After watching the first two Alien films and being told that the third installment was directed by David Fincher, the last thing I expected was for it to be boring. Shockingly enough, this film is truly and utterly boring. Half baked VFX, terrible cinematography, dragged performances and a runtime which feels like ages marks the third installment of this otherwise ravishingly brilliant series. I feel that the Alien franchise reached its pinnacle with the second installment and the only thing that could get better for the film was visual effects which was constrained at that time by the technology. The rest was just perfect and the visions of Scott and Cameron were just peerless. It’s difficult to do anything better than what these two men had already achieved. Fincher, who is one of my favorite directors now, was just getting started at that point of time and he completely missed the point and feel of this film.


The film starts off exactly where the Aliens left off. Ripley and the other two survivors, Hicks and Newt from the previous film are in a cryo sleep as their ship is traveling in space towards earth. Mid-way through their voyage, the ship crash-lands on a planet which is maintained by Weyland Corporations as a high security prison. Ripley survives but the other two crew members are unable to make it. However, along with Ripley, something else survives too. A Face-Hugger which was always on board, lays an egg inside one of the livestock of the planet and Bingo! We have a brand new Xenomorph running here and there, killing anyone he can but not Ripley. Every time he comes face to face with Ripley, he runs.

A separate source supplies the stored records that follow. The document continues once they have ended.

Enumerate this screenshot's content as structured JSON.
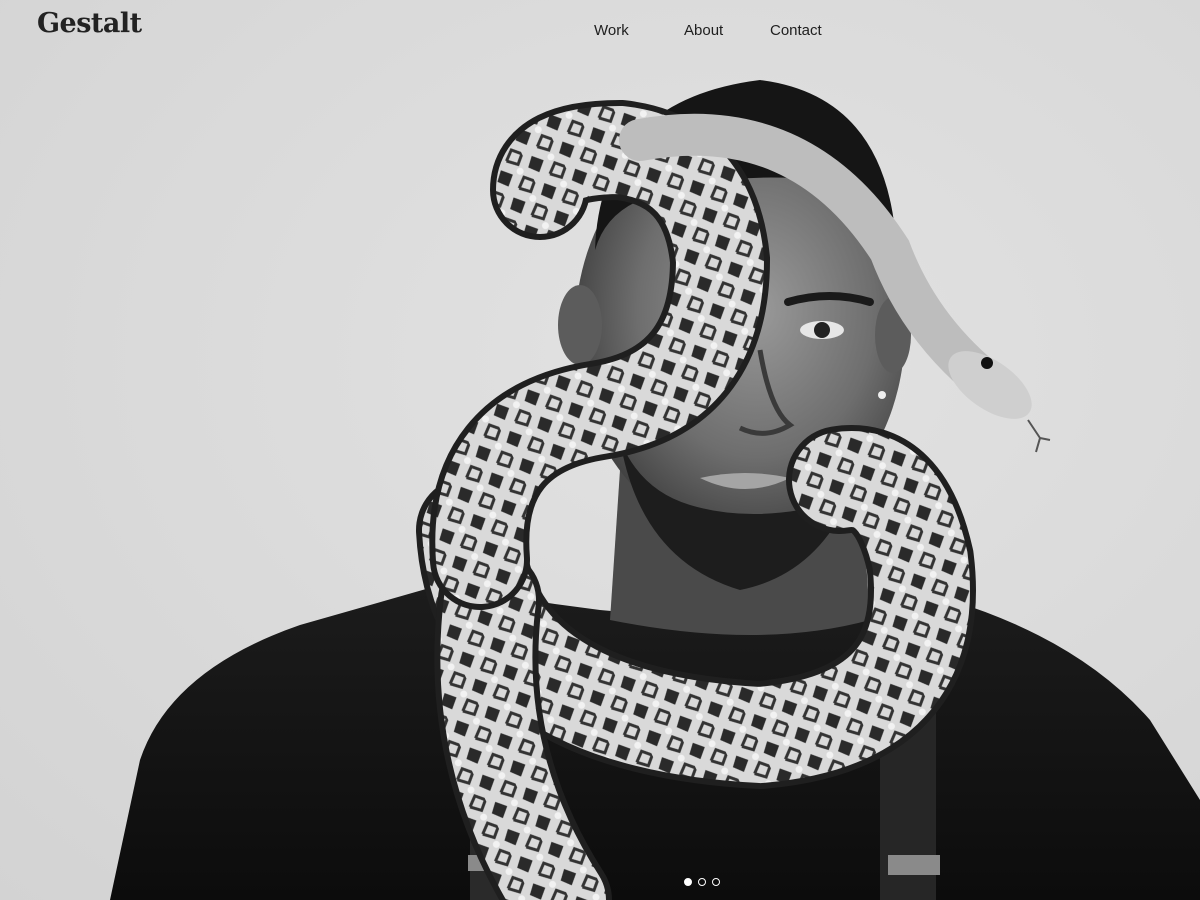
{
  "header": {
    "logo": "Gestalt",
    "nav": [
      {
        "label": "Work"
      },
      {
        "label": "About"
      },
      {
        "label": "Contact"
      }
    ]
  },
  "hero": {
    "image_subject": "black-and-white portrait of a man with a python snake coiled around his head and neck",
    "slides_total": 3,
    "active_slide": 1
  },
  "colors": {
    "background": "#dcdcdc",
    "text": "#1e1e1e",
    "pager_dot": "#ffffff"
  }
}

The reasons for that is known, when it is revealed that Ripley has been violated during the flight by a Face-Hugger and she now bears the mother Xenomorph. The Weyland Corporation is informed about the whole situation and they quickly send in a team to salvage the situation and make way with the alien as well as Ripley. Ripley uses her new found superiority in front of the alien to her advantage and kills it off before submitting herself to a blast furnace so that no traces of the alien that she bears remain for the company to exploit and take back to earth for making weapons. Thus ends the extremely lame and substandard third installment of the Alien Quadrilogy.


Some critics have sighted the fact that this film tries to hide its inadequacies in terms of script, acting and thrills by using its visual effects as a veil. I ask this, were the visuals effects that good that it could act as a veil or was it that I saw a different film from what these critics watched? I ask this because , I have watched and re-watched the director’s cut of this film in sparkling high definition multiple times before I wrote this review and I found the VFX to be mediocre at best. I truly feel that the VX of the previous two installments were much better. There was an organic feel to the visuals. They didn’t overexpose the alien. The cinematography was intelligent. The two directors made it a point to show the alien as much as possible through close ups and thus hide its inadequacies. Every medium long and long shot of the alien in this film exposes its limitations on the graphic level and thus spoils the affectivity of the film.


The cinematography of the film is atrocious. Taking a stark departure from the highly fluid and perfectly positioned cinematography of the first two films, this one is haphazard especially in the action sequences. Unnecessary close-ups and long shots are inter-cut to convey a feeling which is just not there. I believe in the action sequences they just didn’t want the graphic limitations of the creature to be exposed but in trying to hide that fact, they ended up spoiling the visuals of the film as well. The editing is equally bad, again especially in the action sequences. A master craftsman like Fincher makes some really bad shot selections in the action sequences.


The POV shots of the alien following the men running around the facility are headache inducing as the sequences are inverted. We beg for the Alien to land on his feet. Some of other sequences are edited, with an intention to thrill but they end up muddling up the whole sequence. I am referring to the scene where the doctor, who becomes a good friend of Ripley, is killed. I couldn’t understand that sequence in one go. While the previous two films were brilliantly shot, this one looks poor in terms of compositions and even camera angles. Even the trademark WOW! Feel of the visuals is missing.


Apart from Sigourney Weaver, the rest of the performances are ordinary. The film has a lot of dialogs wherein convicts talk a lot more than required about religion and god and almighty and then how dangerous the alien is and how they could get the better of him. They also talk about each other’s camaraderie and how one of them is really strong and how one smells bad and how they feel about certain other things etc etc etc. Sadly these dialogs neither take the story anywhere nor do they contribute into adding anything more to the screenplay and feel of the movie except the piling runtime. These dialogs after a while become extremely irritating.


I am a fan of this franchise as you might have already understood from my previous reviews and I really wanted to like this film. I watched it thrice so that I could atleast find some merit in this film but I have to admit that I haven’t been able to find any. It’s surprising considering the fact that the man at the helm of things is Fincher who over the years came to be known not only for his sensational direction but also his highly developed sense of visuals. This here was a film which was waiting to be taken to another level after the two rollicking predecessors but Fincher only managed to drive it straight into the ground both in terms of content and visuals.

For all those who have loved the first two film, I advice not to go for this one if you want to keep your fond memories of the previous films intact. This is neither a David Fincher film nor an Alien film for that matter. This is some assembly-line stuff which just got made by mistake. Steer clear of this one.